MCMC initialization and convergence

Fouesneau (UW) and I discussed and adjusted the initialization for his ensemble sampling (with emcee) fits of King models to young stellar clusters in the PHAT data. Our pretty consistent experience is that you should initialize the ensemble in a pretty small ball in parameter space and then burn it in to a fair sampling. We also looked at the autocorrelation times, which are not stably measured in short chains, and only stably measured when the chains are long enough that you are properly converged. All of the experience we have developed in MCMC sampling for inference in typical astronomy problems ought to be passed on to the community somewhere! After Foreman-Mackey finishes his current exoplanet paper, we might take a couple weeks and write the how to do MCMC document.

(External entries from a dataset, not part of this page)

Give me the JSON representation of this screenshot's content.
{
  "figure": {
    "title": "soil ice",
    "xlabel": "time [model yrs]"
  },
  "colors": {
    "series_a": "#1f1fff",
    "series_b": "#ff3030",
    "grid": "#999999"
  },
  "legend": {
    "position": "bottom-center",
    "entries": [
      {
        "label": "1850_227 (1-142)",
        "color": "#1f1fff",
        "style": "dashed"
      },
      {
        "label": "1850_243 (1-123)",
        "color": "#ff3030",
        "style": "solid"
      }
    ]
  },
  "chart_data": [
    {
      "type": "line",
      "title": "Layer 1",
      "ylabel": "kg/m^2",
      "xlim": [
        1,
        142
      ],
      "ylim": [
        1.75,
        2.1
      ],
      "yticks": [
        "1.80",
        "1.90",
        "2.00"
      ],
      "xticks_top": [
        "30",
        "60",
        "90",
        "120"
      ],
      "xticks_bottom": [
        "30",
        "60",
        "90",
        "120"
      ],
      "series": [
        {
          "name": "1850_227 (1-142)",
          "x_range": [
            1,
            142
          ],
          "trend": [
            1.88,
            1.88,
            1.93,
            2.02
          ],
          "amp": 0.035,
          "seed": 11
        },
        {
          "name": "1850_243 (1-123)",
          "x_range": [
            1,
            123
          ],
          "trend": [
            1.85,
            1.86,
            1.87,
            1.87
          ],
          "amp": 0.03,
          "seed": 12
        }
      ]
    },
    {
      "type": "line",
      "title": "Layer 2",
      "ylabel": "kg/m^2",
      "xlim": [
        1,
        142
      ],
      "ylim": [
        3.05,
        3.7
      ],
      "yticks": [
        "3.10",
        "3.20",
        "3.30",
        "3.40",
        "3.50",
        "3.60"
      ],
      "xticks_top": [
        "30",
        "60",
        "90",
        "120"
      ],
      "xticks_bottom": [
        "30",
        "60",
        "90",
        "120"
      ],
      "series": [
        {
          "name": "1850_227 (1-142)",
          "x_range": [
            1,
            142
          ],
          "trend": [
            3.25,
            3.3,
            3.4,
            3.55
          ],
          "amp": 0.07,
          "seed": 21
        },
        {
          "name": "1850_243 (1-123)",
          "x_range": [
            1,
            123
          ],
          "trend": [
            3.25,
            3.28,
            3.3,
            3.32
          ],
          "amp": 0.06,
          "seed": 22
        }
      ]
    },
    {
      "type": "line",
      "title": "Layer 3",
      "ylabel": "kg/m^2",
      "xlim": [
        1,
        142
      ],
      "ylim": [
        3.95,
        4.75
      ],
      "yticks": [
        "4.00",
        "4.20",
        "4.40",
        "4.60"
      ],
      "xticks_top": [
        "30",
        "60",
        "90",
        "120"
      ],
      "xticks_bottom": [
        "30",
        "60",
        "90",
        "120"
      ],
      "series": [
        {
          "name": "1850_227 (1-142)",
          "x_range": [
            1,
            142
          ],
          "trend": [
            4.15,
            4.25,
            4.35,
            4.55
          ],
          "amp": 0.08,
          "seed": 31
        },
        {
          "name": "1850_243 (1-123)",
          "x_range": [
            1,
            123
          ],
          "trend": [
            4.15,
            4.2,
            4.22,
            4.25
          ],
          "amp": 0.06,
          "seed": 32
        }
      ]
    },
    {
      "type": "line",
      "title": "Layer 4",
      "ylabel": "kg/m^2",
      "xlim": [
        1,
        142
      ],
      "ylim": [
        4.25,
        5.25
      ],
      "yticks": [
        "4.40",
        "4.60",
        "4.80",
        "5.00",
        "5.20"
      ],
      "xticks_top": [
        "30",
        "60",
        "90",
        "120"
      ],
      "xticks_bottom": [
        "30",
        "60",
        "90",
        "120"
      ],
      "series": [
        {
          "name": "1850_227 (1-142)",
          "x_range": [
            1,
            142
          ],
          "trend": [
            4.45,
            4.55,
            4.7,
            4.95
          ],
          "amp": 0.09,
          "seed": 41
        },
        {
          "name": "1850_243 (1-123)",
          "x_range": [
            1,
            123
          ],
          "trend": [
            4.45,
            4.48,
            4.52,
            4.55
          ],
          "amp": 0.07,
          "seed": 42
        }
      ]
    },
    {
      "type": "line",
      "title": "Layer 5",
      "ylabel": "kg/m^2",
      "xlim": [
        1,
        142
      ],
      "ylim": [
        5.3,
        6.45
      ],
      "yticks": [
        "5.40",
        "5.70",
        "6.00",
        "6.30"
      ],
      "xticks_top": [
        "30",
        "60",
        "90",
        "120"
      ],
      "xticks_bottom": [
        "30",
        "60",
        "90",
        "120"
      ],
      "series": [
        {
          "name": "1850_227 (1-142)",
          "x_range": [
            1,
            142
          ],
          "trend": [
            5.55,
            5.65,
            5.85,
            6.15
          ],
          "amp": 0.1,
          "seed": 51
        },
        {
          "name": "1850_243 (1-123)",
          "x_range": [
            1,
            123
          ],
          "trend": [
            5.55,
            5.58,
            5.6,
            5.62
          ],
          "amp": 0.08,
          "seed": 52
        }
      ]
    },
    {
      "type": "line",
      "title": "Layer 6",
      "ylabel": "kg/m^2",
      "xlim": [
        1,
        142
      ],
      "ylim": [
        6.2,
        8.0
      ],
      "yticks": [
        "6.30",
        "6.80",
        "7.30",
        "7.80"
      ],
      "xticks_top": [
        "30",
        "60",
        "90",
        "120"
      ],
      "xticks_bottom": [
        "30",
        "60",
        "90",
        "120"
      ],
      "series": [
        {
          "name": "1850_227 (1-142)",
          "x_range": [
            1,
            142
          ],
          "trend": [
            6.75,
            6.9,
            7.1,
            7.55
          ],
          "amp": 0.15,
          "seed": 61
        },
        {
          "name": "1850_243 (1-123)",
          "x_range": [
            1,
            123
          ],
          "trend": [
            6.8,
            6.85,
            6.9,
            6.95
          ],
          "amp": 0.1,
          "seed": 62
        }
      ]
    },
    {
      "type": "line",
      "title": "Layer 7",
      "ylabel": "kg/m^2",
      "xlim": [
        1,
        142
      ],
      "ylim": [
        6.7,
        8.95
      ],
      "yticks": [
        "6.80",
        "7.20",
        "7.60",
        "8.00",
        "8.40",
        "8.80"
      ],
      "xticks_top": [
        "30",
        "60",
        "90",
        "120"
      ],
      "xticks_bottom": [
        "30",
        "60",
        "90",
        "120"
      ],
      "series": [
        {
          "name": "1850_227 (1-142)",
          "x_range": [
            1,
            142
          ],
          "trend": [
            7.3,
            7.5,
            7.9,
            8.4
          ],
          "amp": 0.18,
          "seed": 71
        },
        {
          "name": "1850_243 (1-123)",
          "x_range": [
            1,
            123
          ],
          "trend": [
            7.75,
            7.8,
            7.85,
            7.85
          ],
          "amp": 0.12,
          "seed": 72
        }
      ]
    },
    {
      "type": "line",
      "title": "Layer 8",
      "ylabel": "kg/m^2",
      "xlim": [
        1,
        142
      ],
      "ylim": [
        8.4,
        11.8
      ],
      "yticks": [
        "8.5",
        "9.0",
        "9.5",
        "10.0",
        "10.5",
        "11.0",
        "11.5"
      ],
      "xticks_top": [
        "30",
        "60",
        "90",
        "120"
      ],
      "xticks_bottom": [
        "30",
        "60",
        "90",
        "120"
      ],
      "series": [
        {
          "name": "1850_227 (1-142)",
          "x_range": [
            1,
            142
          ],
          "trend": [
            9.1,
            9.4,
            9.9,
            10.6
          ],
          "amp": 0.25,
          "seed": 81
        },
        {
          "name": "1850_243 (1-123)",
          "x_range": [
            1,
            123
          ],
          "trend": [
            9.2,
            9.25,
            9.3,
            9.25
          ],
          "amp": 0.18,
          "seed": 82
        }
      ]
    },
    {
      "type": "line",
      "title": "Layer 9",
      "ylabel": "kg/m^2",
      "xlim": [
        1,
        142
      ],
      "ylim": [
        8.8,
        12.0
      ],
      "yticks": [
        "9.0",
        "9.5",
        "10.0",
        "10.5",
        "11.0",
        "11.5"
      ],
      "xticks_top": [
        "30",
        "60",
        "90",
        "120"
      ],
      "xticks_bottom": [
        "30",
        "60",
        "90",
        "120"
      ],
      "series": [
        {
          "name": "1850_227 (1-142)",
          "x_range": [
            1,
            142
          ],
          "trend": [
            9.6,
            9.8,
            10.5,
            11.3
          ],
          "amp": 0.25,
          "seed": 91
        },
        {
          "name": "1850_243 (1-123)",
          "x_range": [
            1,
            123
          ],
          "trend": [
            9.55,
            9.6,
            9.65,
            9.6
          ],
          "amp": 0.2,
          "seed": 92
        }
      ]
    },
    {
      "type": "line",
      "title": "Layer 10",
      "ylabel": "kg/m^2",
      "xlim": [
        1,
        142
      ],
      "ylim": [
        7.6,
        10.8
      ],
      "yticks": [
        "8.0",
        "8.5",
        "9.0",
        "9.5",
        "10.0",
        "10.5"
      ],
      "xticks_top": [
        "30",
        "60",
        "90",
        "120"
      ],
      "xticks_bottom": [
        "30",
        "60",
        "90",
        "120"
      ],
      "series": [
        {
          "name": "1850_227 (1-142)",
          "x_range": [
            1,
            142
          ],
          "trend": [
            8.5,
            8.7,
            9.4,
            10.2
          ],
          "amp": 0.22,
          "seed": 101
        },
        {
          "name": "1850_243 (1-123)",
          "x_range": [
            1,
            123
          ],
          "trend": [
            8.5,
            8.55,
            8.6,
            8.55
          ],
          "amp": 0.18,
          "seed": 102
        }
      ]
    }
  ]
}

  1. A proper initialization before running MCMC should make convergence to the target distribution faster, and reduce your burn-in time. For the kaggle dark worlds competition, I randomly generated 5,000 sample halos, and choose the one that maximized the log-posterior before starting the mcmc chain. It makes a big difference! My question for you, is there an a priori method for guess-timating your burn-in time before running the sampler?

    Iain Murray's approach to the dark world competition serves as a good primer for doing mcmc properly. Feel free to browse my ipython notebook, which was inspired by his approach: https://bitly.com/103OS2k

  2. "After Foreman-Mackey finishes his current exoplanet paper, we might take a couple weeks and write the how to do MCMC document."

    Is that the same as the "WTF is MCMC" document that's on GitHub?

    BTW the small-ball-around-good-guess approach works great in emcee, but not necessarily for other things. And sometimes finding a good guess is really hard.

  3. If all the initializations are from a small ball, aren't you worried about fooling yourself? If there are multiple ideas for initializing, I would try them all. Do the statistics/predictions of the chains agree? If not, you'll have to do something about it. One idea is to improve mixing somehow. Another idea is to "burn in" with annealed importance sampling (AIS) and weight the results from each run with its AIS weight.

    (BTW I was in "quick hack" mode with my kaggle dark worlds submission. It's not an example of best MCMC practice. I'm sure someone like Brendon or DFM would have done it better!)

  4. Iain: Yes, we try all things we can think of. But if someone doesn't want to go through the pain, and is using emcee (ie, this particular ensemble sampler), and just wants an answer today, we advise small ball. *Everyone* is in "quick hack" mode when it comes to astronomy!